Mr Shearer did not respond to a request for interview or questions. But he was previously Mr Morrison’s cabinet secretary and oversaw an unprecedented expansion of secrecy provisions to any meeting at which Mr Morrison was present.

Long-time Labor foreign minister Gareth Evans wrote that he was not convinced of AUKUS’s merit in a piece for The Guardian.

“The core issue is how comfortable we should be in so obviously shifting the whole decades-long focus of our defence posture away from the defence of Australia […] toward a posture of distant forward defence,” he said.

“The case must be made, not just asserted.”

Concerns flagged

In caucus on Tuesday MPs, including Libby Coker and Michelle Ananda-Rajah, presented Mr Albanese with questions about AUKUS cost and how Australia’s sovereign control of submarines would be assured.

“When the Australian flag is on any piece of equipment, Australia is in control,” Mr Albanese said according to a spokesman.

Australia is moving to secure the workforce to operate the subs but only has capacity to turn out five qualified crew members a year for vessels that need 130; dual crews with America will cover the shortfall. 

“I fully support the government’s announced AUKUS plan,” Dr Ananda-Rajah said through a spokesman.

Josh Wilson, the MP for Fremantle, which includes a major shipyard, had on Monday raised questions about whether the deal served the national interest on the floor of the House.

“The AUKUS agreement – arrived at with some characteristically questionable secrecy by the former government, and some strange ministerial arrangements – is not a sports team of which we have all suddenly become life members,” Mr Wilson said.

“It will only be effective if we do our job as parliamentarians, which is to look closely and ask questions in order to guard against risk.”

Mr Albanese snapped at a reporter who asked him questions about party unity whom he said had nearly bumped into his companions.

But in an unusual digression in response to a question from Liberal MP Karen Andrews on the cost of living, Mr Albanese for an interview she gave after it was revealed last week that she had unknowingly shared the Home Affairs portfolio with another MP besides Mr Morrison.

Ms Andrews asked why new information about who had been in government was still coming to light months after the PM released an inquiry report he said was a landmark for integrity which had “sunlight shining in on a shadow government”.

She said Mr Albanese had been elected on a promise of transparency and had to bear responsibility for information continuing to be kept secret. Former PM Malcolm Turnbull said all appointments should be made public immediately. 

The PM prefaced his response to a question about rising prices to ridicule the idea he bore responsibility for the previous cabinet.

“Hang in there!” he said, of her request for information.

“You never know what might happen,” the PM added, acidly.

Mr Albanese’s department of Prime Minister & Cabinet refused a request to list all people who had been appointed a minister in the previous Parliament on Tuesday but did not say why.

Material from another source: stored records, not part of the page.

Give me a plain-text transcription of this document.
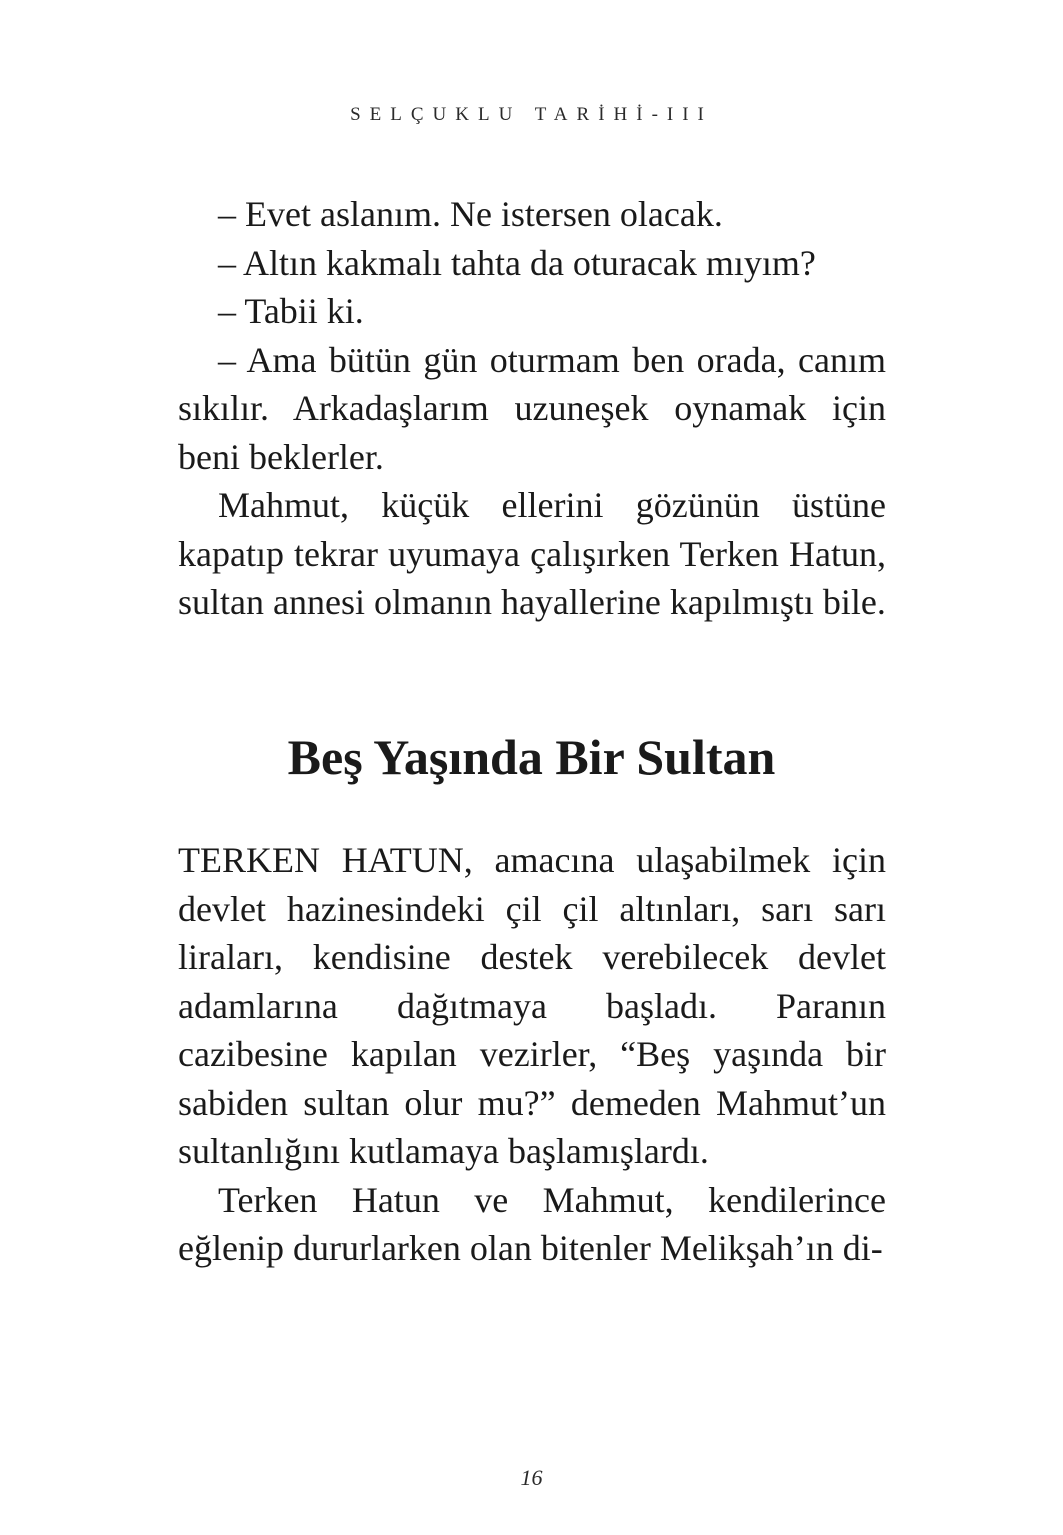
SELÇUKLU TARİHİ-III

– Evet aslanım. Ne istersen olacak.

– Altın kakmalı tahta da oturacak mıyım?

– Tabii ki.

– Ama bütün gün oturmam ben orada, canım sıkılır. Arkadaşlarım uzuneşek oynamak için beni beklerler.

Mahmut, küçük ellerini gözünün üstüne kapatıp tekrar uyumaya çalışırken Terken Hatun, sultan annesi olmanın hayallerine kapılmıştı bile.

Beş Yaşında Bir Sultan

TERKEN HATUN, amacına ulaşabilmek için devlet hazinesindeki çil çil altınları, sarı sarı liraları, kendisine destek verebilecek devlet adamlarına dağıtmaya başladı. Paranın cazibesine kapılan vezirler, “Beş yaşında bir sabiden sultan olur mu?” demeden Mahmut’un sultanlığını kutlamaya başlamışlardı.

Terken Hatun ve Mahmut, kendilerince eğlenip dururlarken olan bitenler Melikşah’ın di-

16
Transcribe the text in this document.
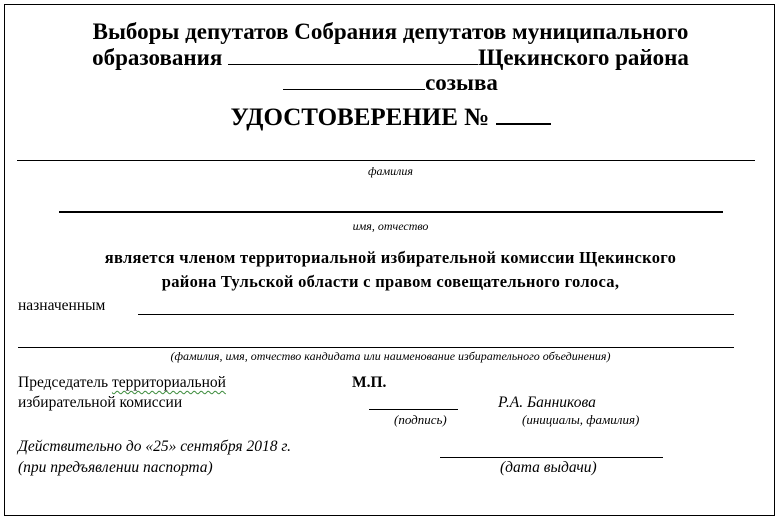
Выборы депутатов Собрания депутатов муниципального
образования	Щекинского района
созыва
УДОСТОВЕРЕНИЕ №
фамилия
имя, отчество
является членом территориальной избирательной комиссии Щекинского
района Тульской области с правом совещательного голоса,
назначенным
(фамилия, имя, отчество кандидата или наименование избирательного объединения)
Председатель территориальной
избирательной комиссии
М.П.
Р.А. Банникова
(подпись)	(инициалы, фамилия)
Действительно до «25» сентября 2018 г.
(при предъявлении паспорта)	(дата выдачи)
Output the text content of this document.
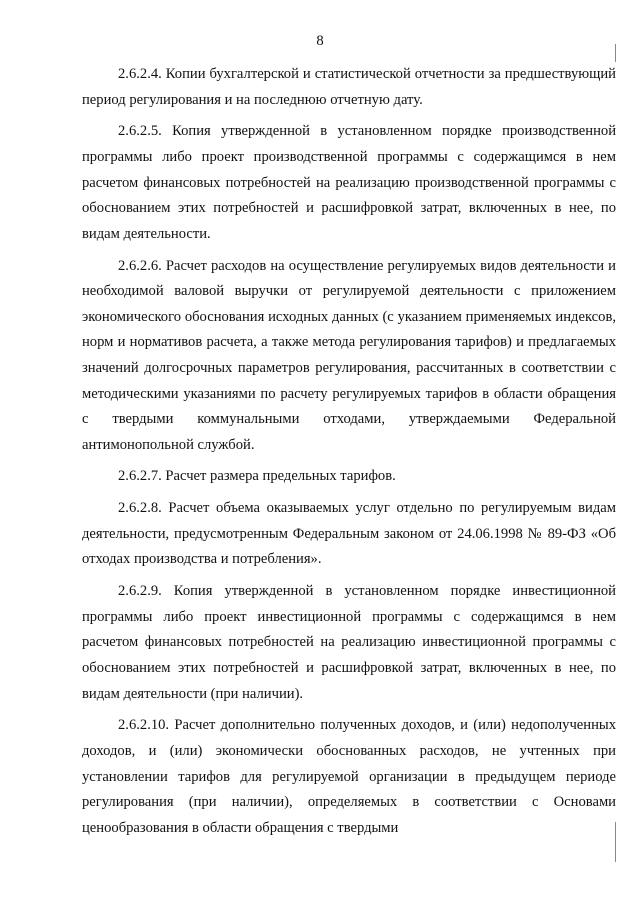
8

2.6.2.4. Копии бухгалтерской и статистической отчетности за предшествующий период регулирования и на последнюю отчетную дату.

2.6.2.5. Копия утвержденной в установленном порядке производственной программы либо проект производственной программы с содержащимся в нем расчетом финансовых потребностей на реализацию производственной программы с обоснованием этих потребностей и расшифровкой затрат, включенных в нее, по видам деятельности.

2.6.2.6. Расчет расходов на осуществление регулируемых видов деятельности и необходимой валовой выручки от регулируемой деятельности с приложением экономического обоснования исходных данных (с указанием применяемых индексов, норм и нормативов расчета, а также метода регулирования тарифов) и предлагаемых значений долгосрочных параметров регулирования, рассчитанных в соответствии с методическими указаниями по расчету регулируемых тарифов в области обращения с твердыми коммунальными отходами, утверждаемыми Федеральной антимонопольной службой.

2.6.2.7. Расчет размера предельных тарифов.

2.6.2.8. Расчет объема оказываемых услуг отдельно по регулируемым видам деятельности, предусмотренным Федеральным законом от 24.06.1998 № 89-ФЗ «Об отходах производства и потребления».

2.6.2.9. Копия утвержденной в установленном порядке инвестиционной программы либо проект инвестиционной программы с содержащимся в нем расчетом финансовых потребностей на реализацию инвестиционной программы с обоснованием этих потребностей и расшифровкой затрат, включенных в нее, по видам деятельности (при наличии).

2.6.2.10. Расчет дополнительно полученных доходов, и (или) недополученных доходов, и (или) экономически обоснованных расходов, не учтенных при установлении тарифов для регулируемой организации в предыдущем периоде регулирования (при наличии), определяемых в соответствии с Основами ценообразования в области обращения с твердыми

Months ago, after the government established an inquiry only into Mr Morrison’s own appointments and not any of his colleagues’, Mr Albanese reflected on his predecessor’s disrespect for the Parliament and lack of self-awareness.

Between the budget and the ALP national conference in August Mr Albanese may have less time to look back on his handling of these matters but more for returning to a forward-leaning defence policy.